MikkW comments on Models Don’t “Get Reward”

MikkW 30 Dec 2022 15:21 UTC
16 points
2
I would say the metaphor of giving dogs biscuits is actually a better analogy than the one you suggest. Just like how a neural network never “gets reward” in the sense of some tangible, physical thing that is given to it, the (subcomponents of the) dog’s brain never gets the biscuit that the dog was fed. The biscuit goes into the dog’s stomach, not its brain.

The way the dog learns from the biscuit-giving process is that the dog’s tounge and nose send an electrical impulse to the dog’s brain, indicating that the dog just ate something tasty. In some part of the brain, those signals cause the brain to release chemicals that induce the dog’s brain to rearrange itself in a way that is quite similar in its effects (though not neccesarily its implementation, I dont know the details well enough) to the gradient descent that trains the NN. In this sense, the metaphor of giving a dog a biscuit is quite apt, in a way that the metaphor of breeding many dogs is not (in particular, usually in the gradient descent algorithms used in ML I’m familiar with, there is only one network that improves over time, unlike evolutionary algorithms which simulate many different agents per training step, selecting for the «fittest»)
What links here?
- MikkW 30 Dec 2022 15:29 UTC
  12 points
  6
  Parent
  One way in which what I just said isn’t completely right, is that animals have memories of its entire lifetime (or at least a big chunk of it), spanning all training events it has experienced, while NNs generally have no memory of previous training runs, and can use these memories to take better actions. However, the primary way the biscuit trick works (I believe) is not through the dog’s memories of having “gotten reward”, but through the more immediate process of having reward chemicals being released and reshaping the brain at the moment of receiving reward, which generally closely resembles widely used ML techniques.
  
  (This is related to the advice in habit building that one receive reward as close in time, ideally on the order of milliseconds, to the desired behavior)
  - Maxwell Clarke 18 Jan 2023 0:29 UTC
    7 points
    0
    Parent
    Fully agree—if the dog were only trying to get biscuits, it wouldn’t continue to sit later on in it’s life when you are no longer rewarding that behavior.Training dogs is actually some mix of the dog consciously expecting a biscuit, and raw updating on the actions previously taken.
    
    Hear sit → Get biscuit → feel good
    becomes
    Hear sit → Feel good → get biscuit → feel good
    becomes
    Hear sit → feel good
    At which point the dog likes sitting, it even reinforces itself, you can stop giving biscuits and start training something else
    - MikkW 18 Jan 2023 11:08 UTC
      2 points
      0
      Parent
      Yeah. I do think there’s also the aspect that dogs like being obedient to their humans, and so after it has first learned the habit, there continues to be a reward simply from being obedient, even after the biscuit gets taken away.

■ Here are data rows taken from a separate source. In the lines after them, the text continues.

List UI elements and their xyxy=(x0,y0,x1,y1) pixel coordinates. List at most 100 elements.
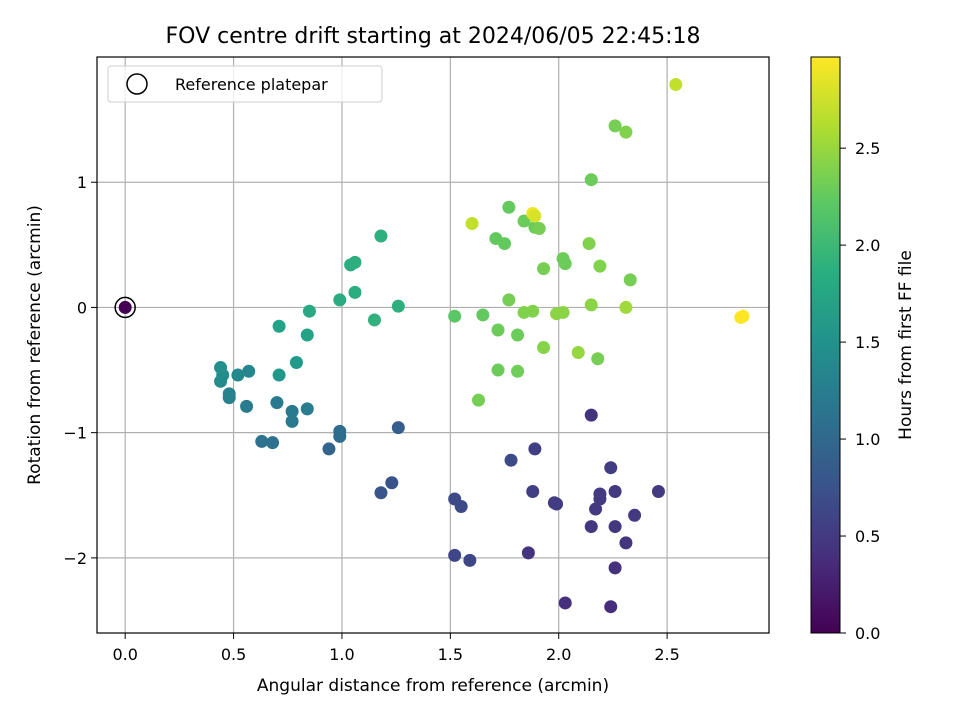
y-tick-label: 0 xyxy=(77,298,87,317)
scatter-point xyxy=(608,119,622,133)
x-axis-ticks: 0.0 0.5 1.0 1.5 2.0 2.5 xyxy=(112,633,680,664)
scatter-point xyxy=(374,486,388,500)
colorbar-tick-label: 2.5 xyxy=(855,139,880,158)
scatter-point xyxy=(289,356,303,370)
scatter-point xyxy=(491,323,505,337)
colorbar-ticks: 0.0 0.5 1.0 1.5 2.0 2.5 xyxy=(840,139,880,643)
colorbar-tick-label: 0.0 xyxy=(855,624,880,643)
y-tick-label: −1 xyxy=(63,424,87,443)
scatter-point xyxy=(255,434,269,448)
scatter-point xyxy=(608,485,622,499)
scatter-point xyxy=(476,308,490,322)
scatter-point xyxy=(582,237,596,251)
scatter-point xyxy=(300,402,314,416)
colorbar-label: Hours from first FF file xyxy=(896,250,916,440)
scatter-point xyxy=(348,285,362,299)
colorbar: 0.0 0.5 1.0 1.5 2.0 2.5 Hours from first FF f… xyxy=(810,56,916,643)
colorbar-tick-label: 1.5 xyxy=(855,333,880,352)
scatter-point xyxy=(517,214,531,228)
scatter-point xyxy=(333,293,347,307)
scatter-point xyxy=(333,424,347,438)
scatter-point xyxy=(558,257,572,271)
x-axis-label: Angular distance from reference (arcmin) xyxy=(257,676,609,696)
colorbar-tick-label: 2.0 xyxy=(855,236,880,255)
x-tick-label: 2.5 xyxy=(654,645,679,664)
scatter-point xyxy=(651,485,665,499)
scatter-point xyxy=(118,300,132,314)
scatter-point xyxy=(266,436,280,450)
scatter-point xyxy=(511,328,525,342)
scatter-point xyxy=(502,200,516,214)
scatter-point xyxy=(526,485,540,499)
colorbar-tick-label: 0.5 xyxy=(855,527,880,546)
scatter-point xyxy=(231,368,245,382)
scatter-point xyxy=(584,520,598,534)
grid-lines xyxy=(97,57,769,633)
scatter-point xyxy=(214,361,228,375)
y-tick-label: 1 xyxy=(77,173,87,192)
scatter-point xyxy=(669,78,683,92)
scatter-point xyxy=(448,309,462,323)
scatter-point xyxy=(604,461,618,475)
scatter-point xyxy=(593,487,607,501)
plot-frame xyxy=(96,56,770,634)
scatter-point xyxy=(608,561,622,575)
reference-marker xyxy=(114,296,136,319)
scatter-point xyxy=(528,442,542,456)
legend-reference-marker xyxy=(126,73,148,95)
scatter-point xyxy=(556,305,570,319)
scatter-point xyxy=(465,217,479,231)
scatter-point xyxy=(272,319,286,333)
scatter-point xyxy=(619,125,633,139)
scatter-point xyxy=(302,304,316,318)
scatter-point xyxy=(584,173,598,187)
scatter-point xyxy=(491,363,505,377)
scatter-point xyxy=(532,222,546,236)
scatter-point xyxy=(511,364,525,378)
scatter-point xyxy=(285,414,299,428)
y-axis-label: Rotation from reference (arcmin) xyxy=(25,205,45,485)
scatter-point xyxy=(463,553,477,567)
scatter-point xyxy=(242,364,256,378)
scatter-point xyxy=(270,396,284,410)
x-tick-label: 2.0 xyxy=(546,645,571,664)
x-tick-label: 0.0 xyxy=(112,645,137,664)
scatter-point xyxy=(472,393,486,407)
scatter-point xyxy=(322,442,336,456)
scatter-point xyxy=(348,255,362,269)
scatter-point xyxy=(591,352,605,366)
x-tick-label: 0.5 xyxy=(221,645,246,664)
scatter-point xyxy=(623,273,637,287)
scatter-point xyxy=(391,421,405,435)
scatter-point xyxy=(528,209,542,223)
scatter-point xyxy=(448,548,462,562)
reference-platepar-marker xyxy=(114,296,136,319)
scatter-point xyxy=(498,237,512,251)
scatter-point xyxy=(558,596,572,610)
scatter-point xyxy=(385,476,399,490)
scatter-point xyxy=(571,346,585,360)
legend: Reference platepar xyxy=(107,65,383,103)
scatter-point xyxy=(537,262,551,276)
scatter-point xyxy=(593,259,607,273)
scatter-point xyxy=(736,309,750,323)
scatter-point xyxy=(504,453,518,467)
scatter-point xyxy=(584,408,598,422)
y-tick-label: −2 xyxy=(63,549,87,568)
legend-entry-reference: Reference platepar xyxy=(175,75,328,94)
scatter-point xyxy=(367,313,381,327)
x-tick-label: 1.0 xyxy=(329,645,354,664)
scatter-point xyxy=(608,520,622,534)
scatter-point xyxy=(448,492,462,506)
chart-title: FOV centre drift starting at 2024/06/05 … xyxy=(166,24,701,49)
colorbar-tick-label: 1.0 xyxy=(855,430,880,449)
scatter-point xyxy=(240,399,254,413)
scatter-point xyxy=(374,229,388,243)
y-axis-ticks: −2 −1 0 1 xyxy=(63,173,97,568)
scatter-point xyxy=(285,404,299,418)
colorbar-gradient xyxy=(810,56,841,634)
scatter-point xyxy=(272,368,286,382)
x-tick-label: 1.5 xyxy=(438,645,463,664)
data-points xyxy=(118,78,750,614)
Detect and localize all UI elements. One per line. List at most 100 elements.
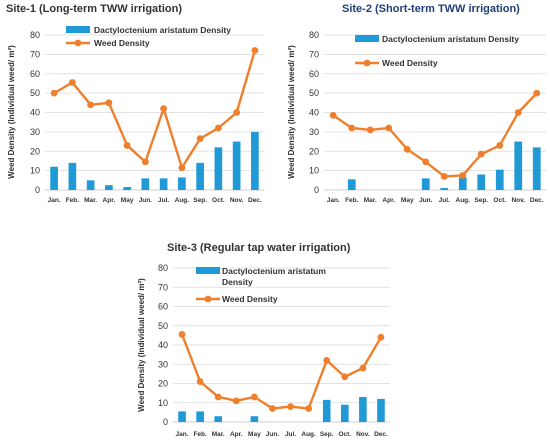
legend-swatch-marker: [363, 59, 371, 67]
x-tick-label: Feb.: [193, 431, 207, 438]
x-tick-label: May: [121, 197, 134, 204]
legend-swatch-marker: [204, 295, 212, 303]
bar: [178, 411, 186, 422]
x-tick-label: Aug.: [175, 197, 190, 204]
bar: [250, 416, 259, 422]
bar: [440, 188, 449, 190]
line-point: [329, 112, 337, 119]
y-tick-label: 40: [158, 340, 168, 350]
bar: [123, 187, 131, 190]
y-tick-label: 0: [163, 417, 168, 427]
x-tick-label: Nov.: [356, 431, 370, 438]
bar: [532, 147, 541, 190]
x-tick-label: Nov.: [230, 197, 244, 204]
line-point: [178, 164, 186, 172]
line-point: [422, 158, 430, 166]
y-tick-label: 80: [30, 30, 40, 40]
y-tick-label: 30: [30, 127, 40, 137]
bar: [178, 177, 186, 190]
x-tick-label: Apr.: [382, 197, 395, 204]
line-point: [496, 142, 504, 149]
x-tick-label: Jan.: [176, 431, 189, 438]
line-point: [232, 397, 240, 405]
bar: [377, 398, 385, 422]
bar: [141, 178, 150, 190]
bar: [50, 166, 58, 190]
legend-swatch-bar: [196, 267, 220, 274]
bar: [232, 141, 241, 190]
y-axis-label: Weed Density (Individual weed/ m²): [7, 45, 16, 179]
legend-label-bar: Dactyloctenium aristatum Density: [222, 266, 326, 287]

  - geduardo 19 Jan 2023 0:23 UTC
    5 points
    2
    Parent
    I don’t think I can agree with the affirmation that NNs don’t have memory of previous training runs. It depends a bit on the definition of memory, but in the weights distribution there’s certainly some information stored about previous episodes which could be view as memory.
    
    I don’t think memory in animals is much different, just that the neural network is much more complex. But memories do happen because updates in network structure, just as it happens in NNs during a RL training.